Novavax (NASDAQ:NVAX) has exceeded market expectations for quarterly revenue, driven by U.S. government grants to support the cost of clinical trials. The company, which has been relying on cost-cutting measures and commercial sales of its modified COVID shot, expressed readiness to implement additional cost reductions in the coming year.
Novavax shares saw an increase of nearly 4% in early trading as the company projected a cash reserve of over $2 billion through the end of 2025 from secured revenues. However, despite the positive financial outlook, Novavax reiterated its “going concern warning.”
The Maryland-based biotech reported third-quarter revenue of $187 million, a decrease from $734.58 million the previous year but surpassing expectations of $158.5 million. Novavax highlighted its ability to optimize U.S. grant opportunities, which contributed to the positive financial results.
The company emphasized its commitment to cost-cutting measures and announced a reduction of liabilities by $128 million in the third quarter. Novavax is prepared to implement an additional $300 million in cost reductions in 2024, aligning itself with the smaller-than-expected COVID-19 vaccine market. The cost-saving efforts will include the reduction of idle capacity and overhead support at facilities.
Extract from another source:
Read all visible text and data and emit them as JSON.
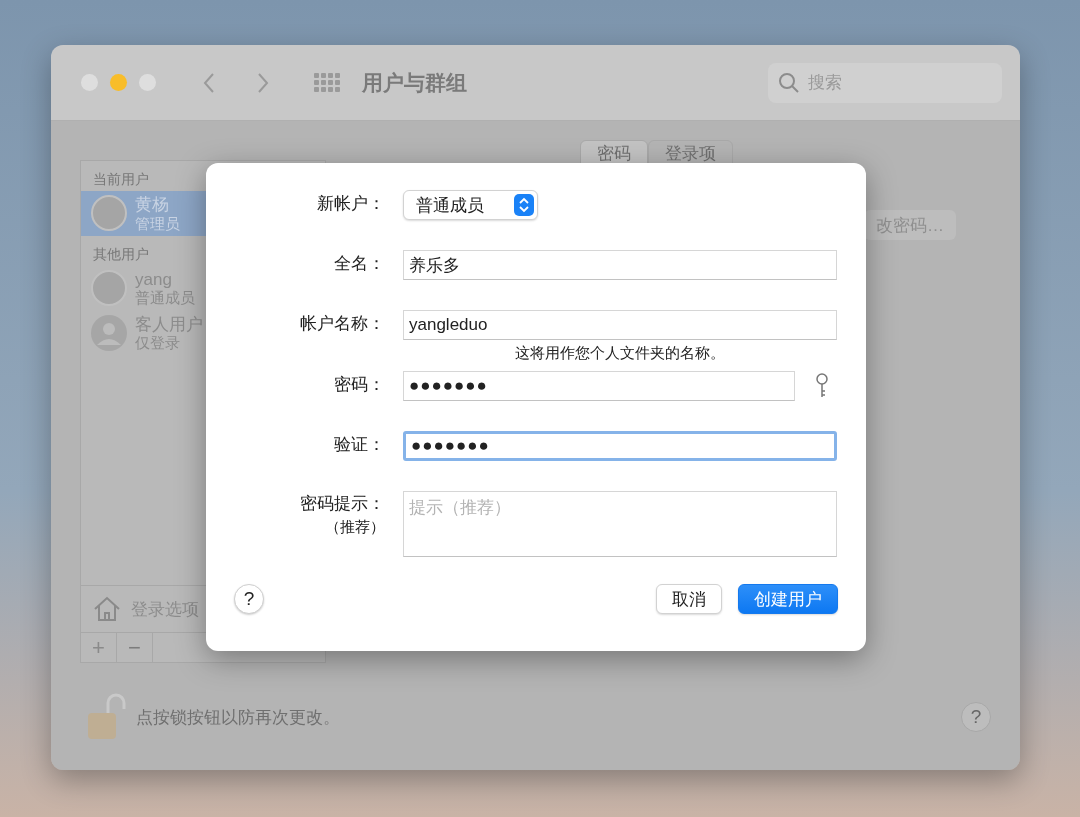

Novavax expects the U.S. market for COVID-19 shots in 2023-2024 to range between 30 million and 50 million doses. The company acknowledged that the market for COVID-19 shots this year was significantly smaller than initially anticipated, with over 15 million people in the United States, approximately 4.5% of the population, having received the updated COVID-19 shots by October 27.
As of September 30, Novavax reported $666 million in cash, up from $518 million at the end of June. The company’s updated COVID shot, which utilizes a more traditional technology compared to the mRNA-based vaccines of Pfizer (PFE.N) and Moderna (MRNA.O), received authorization in the U.S. in October.
Novavax faced challenges in the early stages of the pandemic, leading to manufacturing issues that delayed its approval filing, causing it to miss out on the initial COVID-19 vaccine windfall that benefited its rivals. The company’s stock experienced a significant decline of 93% last year and is currently down approximately 34% this year.